Invasion percolation on the Poisson-weighted infinite tree

TL;DR

This paper investigates invasion percolation on the Poisson-weighted infinite tree, providing new Markovian representations, exploring a related exploration process, and introducing stationary graph representations of the Poisson incipient infinite cluster.

Contribution

It introduces novel Markovian representations of invasion percolation, a new exploration process, and stationary graph models for the Poisson incipient infinite cluster.

Findings

Two Markovian representations of invasion percolation are derived.

A new exploration process with simpler dynamics is introduced.

Stationary graph representations of the Poisson incipient infinite cluster are constructed.

Abstract

We study invasion percolation on Aldous' Poisson-weighted infinite tree, and derive two distinct Markovian representations of the resulting process.

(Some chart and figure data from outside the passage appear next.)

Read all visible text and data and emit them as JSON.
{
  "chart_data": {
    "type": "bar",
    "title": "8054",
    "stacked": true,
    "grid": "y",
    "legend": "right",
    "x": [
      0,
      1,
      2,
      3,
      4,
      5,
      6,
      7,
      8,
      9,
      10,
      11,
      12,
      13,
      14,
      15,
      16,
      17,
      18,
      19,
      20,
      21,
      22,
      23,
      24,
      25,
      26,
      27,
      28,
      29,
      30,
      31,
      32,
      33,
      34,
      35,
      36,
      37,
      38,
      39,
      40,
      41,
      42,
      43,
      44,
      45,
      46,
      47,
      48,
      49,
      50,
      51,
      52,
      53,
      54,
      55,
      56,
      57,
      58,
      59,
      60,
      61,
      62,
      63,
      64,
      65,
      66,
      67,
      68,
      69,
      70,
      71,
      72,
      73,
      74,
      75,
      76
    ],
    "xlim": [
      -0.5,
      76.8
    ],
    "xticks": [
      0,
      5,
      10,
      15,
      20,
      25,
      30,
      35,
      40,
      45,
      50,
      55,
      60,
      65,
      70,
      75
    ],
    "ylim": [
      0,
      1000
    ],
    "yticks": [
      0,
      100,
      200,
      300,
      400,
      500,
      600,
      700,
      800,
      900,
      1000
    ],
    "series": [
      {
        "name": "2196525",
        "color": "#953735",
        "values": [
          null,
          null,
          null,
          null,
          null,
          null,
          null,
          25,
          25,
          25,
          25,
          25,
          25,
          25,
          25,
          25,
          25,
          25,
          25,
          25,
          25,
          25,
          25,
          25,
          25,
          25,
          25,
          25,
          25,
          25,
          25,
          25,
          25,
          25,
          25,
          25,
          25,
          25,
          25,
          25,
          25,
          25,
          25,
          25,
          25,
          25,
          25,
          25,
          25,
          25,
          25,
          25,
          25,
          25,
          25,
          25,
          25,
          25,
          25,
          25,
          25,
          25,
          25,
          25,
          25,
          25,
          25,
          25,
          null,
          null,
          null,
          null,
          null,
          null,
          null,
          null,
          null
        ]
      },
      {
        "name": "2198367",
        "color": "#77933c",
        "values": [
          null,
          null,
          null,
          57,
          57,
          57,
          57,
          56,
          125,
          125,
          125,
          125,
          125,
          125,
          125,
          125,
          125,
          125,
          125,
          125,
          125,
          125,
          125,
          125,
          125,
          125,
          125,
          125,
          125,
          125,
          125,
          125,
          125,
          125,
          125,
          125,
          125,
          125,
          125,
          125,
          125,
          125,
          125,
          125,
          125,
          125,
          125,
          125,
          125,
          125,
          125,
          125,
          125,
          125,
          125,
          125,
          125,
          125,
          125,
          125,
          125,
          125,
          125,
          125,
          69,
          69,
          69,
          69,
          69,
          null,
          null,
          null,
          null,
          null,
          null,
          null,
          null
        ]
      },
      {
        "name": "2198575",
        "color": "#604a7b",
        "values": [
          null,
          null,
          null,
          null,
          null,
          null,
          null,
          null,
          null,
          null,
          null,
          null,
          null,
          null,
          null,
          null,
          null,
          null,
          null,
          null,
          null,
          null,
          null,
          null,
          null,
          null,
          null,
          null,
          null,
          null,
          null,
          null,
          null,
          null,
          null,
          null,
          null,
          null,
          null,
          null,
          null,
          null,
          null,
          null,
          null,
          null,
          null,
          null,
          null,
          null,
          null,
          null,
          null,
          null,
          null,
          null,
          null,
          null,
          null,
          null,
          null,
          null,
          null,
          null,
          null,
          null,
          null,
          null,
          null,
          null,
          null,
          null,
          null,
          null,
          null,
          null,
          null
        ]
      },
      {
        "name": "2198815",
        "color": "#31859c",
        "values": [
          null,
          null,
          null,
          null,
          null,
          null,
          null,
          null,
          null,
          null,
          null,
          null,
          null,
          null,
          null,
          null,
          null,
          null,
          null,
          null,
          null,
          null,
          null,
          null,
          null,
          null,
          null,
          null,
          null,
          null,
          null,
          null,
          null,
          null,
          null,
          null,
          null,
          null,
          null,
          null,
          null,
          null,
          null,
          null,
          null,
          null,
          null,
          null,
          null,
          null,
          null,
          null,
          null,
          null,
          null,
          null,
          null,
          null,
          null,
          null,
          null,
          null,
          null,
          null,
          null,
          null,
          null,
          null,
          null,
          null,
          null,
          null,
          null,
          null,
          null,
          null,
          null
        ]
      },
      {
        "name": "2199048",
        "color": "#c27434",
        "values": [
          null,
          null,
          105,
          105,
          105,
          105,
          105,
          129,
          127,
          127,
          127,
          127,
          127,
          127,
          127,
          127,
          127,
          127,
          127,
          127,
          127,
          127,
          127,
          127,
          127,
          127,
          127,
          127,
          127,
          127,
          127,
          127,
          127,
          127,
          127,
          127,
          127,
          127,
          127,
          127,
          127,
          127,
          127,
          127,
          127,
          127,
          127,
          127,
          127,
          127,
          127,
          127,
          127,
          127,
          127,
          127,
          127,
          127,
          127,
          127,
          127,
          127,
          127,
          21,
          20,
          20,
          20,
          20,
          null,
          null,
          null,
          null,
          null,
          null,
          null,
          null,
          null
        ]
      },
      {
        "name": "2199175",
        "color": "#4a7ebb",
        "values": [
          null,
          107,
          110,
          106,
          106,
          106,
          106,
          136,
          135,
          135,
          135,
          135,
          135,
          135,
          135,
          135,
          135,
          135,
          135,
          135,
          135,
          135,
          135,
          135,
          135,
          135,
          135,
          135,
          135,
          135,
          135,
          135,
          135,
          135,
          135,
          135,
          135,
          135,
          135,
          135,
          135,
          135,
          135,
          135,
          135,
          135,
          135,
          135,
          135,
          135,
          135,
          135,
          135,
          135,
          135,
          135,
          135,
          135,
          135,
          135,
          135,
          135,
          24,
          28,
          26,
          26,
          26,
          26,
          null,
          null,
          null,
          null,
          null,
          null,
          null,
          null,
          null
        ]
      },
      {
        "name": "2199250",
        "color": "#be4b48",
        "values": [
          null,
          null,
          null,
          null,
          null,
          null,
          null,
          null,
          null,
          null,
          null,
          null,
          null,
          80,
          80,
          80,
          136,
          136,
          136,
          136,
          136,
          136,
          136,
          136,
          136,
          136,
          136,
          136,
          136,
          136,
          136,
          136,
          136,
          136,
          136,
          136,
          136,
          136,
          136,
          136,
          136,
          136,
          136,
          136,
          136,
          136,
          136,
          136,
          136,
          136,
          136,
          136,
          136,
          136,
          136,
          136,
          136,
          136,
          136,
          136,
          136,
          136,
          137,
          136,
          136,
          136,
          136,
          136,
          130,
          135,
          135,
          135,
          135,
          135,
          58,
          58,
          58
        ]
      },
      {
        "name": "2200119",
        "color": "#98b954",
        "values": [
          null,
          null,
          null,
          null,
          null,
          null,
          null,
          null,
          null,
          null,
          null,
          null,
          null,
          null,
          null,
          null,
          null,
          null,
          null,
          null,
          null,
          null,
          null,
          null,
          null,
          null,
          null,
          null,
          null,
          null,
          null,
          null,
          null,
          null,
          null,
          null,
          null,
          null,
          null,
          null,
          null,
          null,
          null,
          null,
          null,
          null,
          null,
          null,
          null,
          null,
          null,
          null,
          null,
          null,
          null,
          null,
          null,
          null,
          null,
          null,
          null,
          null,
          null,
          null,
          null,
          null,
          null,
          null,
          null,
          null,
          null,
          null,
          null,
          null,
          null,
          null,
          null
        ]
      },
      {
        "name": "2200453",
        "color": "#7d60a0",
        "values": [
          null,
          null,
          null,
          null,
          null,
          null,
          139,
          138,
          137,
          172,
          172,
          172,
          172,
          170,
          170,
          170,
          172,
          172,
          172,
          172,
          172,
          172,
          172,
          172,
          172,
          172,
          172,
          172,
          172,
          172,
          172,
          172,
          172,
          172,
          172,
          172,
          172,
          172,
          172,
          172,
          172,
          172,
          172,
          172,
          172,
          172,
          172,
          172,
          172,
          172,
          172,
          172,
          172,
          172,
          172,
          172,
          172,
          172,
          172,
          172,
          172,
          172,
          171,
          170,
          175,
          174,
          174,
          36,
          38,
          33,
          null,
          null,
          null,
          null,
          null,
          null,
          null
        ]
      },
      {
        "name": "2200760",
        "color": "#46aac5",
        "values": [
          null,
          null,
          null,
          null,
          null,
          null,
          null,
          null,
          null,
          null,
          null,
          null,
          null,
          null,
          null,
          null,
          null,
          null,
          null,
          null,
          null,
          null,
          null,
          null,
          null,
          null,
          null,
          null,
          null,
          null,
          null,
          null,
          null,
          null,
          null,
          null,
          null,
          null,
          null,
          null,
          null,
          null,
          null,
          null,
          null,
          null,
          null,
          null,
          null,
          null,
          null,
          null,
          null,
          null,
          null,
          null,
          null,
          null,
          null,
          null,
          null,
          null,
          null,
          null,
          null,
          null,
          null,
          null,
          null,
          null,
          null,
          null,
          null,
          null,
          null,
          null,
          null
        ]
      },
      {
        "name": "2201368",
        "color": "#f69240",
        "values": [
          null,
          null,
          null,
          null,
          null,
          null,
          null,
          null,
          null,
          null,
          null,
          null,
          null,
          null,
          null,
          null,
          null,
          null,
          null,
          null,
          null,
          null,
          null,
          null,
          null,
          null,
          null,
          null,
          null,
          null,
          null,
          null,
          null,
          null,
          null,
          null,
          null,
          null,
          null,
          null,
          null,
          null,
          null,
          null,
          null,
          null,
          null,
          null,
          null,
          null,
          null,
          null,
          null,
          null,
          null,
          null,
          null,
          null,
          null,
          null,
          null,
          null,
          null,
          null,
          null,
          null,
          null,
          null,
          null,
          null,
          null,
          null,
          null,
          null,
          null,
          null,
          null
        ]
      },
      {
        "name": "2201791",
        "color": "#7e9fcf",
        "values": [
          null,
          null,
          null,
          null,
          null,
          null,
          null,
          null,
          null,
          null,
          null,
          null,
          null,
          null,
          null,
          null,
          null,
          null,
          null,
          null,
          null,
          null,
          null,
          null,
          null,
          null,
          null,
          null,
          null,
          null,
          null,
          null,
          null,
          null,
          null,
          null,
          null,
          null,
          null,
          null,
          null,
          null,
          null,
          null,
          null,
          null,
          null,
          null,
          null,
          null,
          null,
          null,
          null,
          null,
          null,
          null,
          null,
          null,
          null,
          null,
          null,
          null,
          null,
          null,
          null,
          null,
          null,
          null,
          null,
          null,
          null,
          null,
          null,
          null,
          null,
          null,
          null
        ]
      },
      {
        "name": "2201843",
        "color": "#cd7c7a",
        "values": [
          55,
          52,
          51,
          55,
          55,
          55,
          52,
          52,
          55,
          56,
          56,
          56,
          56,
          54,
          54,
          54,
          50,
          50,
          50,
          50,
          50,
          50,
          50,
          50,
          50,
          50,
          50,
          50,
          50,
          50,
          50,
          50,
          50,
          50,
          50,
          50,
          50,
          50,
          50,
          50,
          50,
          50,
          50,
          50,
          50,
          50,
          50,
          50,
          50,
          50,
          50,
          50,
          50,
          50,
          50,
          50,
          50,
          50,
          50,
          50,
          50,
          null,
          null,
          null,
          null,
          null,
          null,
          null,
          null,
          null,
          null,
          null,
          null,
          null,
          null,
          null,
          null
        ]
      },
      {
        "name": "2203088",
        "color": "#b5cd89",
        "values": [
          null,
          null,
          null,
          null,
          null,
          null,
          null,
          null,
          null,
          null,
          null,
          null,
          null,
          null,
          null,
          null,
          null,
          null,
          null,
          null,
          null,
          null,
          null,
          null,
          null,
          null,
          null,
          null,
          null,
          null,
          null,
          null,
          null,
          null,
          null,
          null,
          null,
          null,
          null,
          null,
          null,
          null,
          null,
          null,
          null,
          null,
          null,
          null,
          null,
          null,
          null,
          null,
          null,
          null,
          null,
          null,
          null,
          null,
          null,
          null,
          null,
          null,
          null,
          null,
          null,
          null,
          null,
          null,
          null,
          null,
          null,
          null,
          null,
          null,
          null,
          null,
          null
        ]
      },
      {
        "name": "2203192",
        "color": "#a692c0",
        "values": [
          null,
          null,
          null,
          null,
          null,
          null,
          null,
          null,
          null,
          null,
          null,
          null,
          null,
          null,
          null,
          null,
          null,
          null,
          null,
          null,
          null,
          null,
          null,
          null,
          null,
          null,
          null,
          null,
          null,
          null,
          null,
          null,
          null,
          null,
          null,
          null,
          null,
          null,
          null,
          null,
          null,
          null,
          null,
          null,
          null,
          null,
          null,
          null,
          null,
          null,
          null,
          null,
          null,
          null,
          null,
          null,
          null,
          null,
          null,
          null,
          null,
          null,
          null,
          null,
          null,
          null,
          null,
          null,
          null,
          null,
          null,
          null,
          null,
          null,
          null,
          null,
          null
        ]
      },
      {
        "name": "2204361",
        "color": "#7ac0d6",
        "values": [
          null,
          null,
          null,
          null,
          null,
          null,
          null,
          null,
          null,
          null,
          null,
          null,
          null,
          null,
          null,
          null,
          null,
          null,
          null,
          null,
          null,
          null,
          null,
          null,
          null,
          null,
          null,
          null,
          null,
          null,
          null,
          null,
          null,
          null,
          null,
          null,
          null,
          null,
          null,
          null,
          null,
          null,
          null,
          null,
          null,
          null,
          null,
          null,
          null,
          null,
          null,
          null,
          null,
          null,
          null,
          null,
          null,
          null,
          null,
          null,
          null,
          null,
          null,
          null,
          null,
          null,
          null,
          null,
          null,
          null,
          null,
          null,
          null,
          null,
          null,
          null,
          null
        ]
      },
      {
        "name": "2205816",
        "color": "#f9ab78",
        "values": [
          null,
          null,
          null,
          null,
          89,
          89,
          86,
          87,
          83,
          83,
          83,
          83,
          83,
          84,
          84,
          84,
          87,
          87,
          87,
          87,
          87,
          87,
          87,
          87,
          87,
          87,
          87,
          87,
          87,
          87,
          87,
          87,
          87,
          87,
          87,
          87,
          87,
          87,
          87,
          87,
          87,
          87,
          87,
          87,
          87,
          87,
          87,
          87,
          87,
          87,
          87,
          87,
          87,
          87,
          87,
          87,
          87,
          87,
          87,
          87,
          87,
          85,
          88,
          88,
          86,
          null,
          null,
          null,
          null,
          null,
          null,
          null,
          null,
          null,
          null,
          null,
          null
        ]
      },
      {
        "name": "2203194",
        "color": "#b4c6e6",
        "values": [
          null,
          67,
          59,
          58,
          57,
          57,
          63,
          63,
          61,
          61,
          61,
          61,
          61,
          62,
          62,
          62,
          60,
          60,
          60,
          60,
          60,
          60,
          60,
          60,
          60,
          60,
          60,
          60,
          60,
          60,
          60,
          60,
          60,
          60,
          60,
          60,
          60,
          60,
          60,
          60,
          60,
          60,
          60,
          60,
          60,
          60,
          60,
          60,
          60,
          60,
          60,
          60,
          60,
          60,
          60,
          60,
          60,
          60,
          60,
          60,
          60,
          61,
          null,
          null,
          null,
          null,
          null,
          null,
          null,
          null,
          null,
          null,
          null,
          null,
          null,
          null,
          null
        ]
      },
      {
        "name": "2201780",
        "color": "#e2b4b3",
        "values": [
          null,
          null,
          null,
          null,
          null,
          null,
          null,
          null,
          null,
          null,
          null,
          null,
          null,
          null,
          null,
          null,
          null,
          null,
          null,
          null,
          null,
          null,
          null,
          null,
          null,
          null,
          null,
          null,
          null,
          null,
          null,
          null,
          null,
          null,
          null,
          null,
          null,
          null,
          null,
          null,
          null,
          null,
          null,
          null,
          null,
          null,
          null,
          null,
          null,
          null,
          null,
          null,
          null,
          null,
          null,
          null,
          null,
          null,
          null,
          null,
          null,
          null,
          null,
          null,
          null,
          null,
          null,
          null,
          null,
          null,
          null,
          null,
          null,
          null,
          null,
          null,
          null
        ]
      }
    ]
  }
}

One of these is the $\sigma\to\infty$ limit of a representation discovered by Angel et al. [Ann. Appl. Probab. 36 (2008) 420-466]. We also introduce an exploration process of a randomly weighted Poisson incipient infinite cluster. The dynamics of the new process are much more straightforward to describe than those of invasion percolation, but it turns out that the two processes have extremely similar behavior. Finally, we introduce two new "stationary" representations of the Poisson incipient infinite cluster as random graphs on $\mathbb {Z}$ which are, in particular, factors of a homogeneous Poisson point process on the upper half-plane $\mathbb {R}\times[0,\infty)$.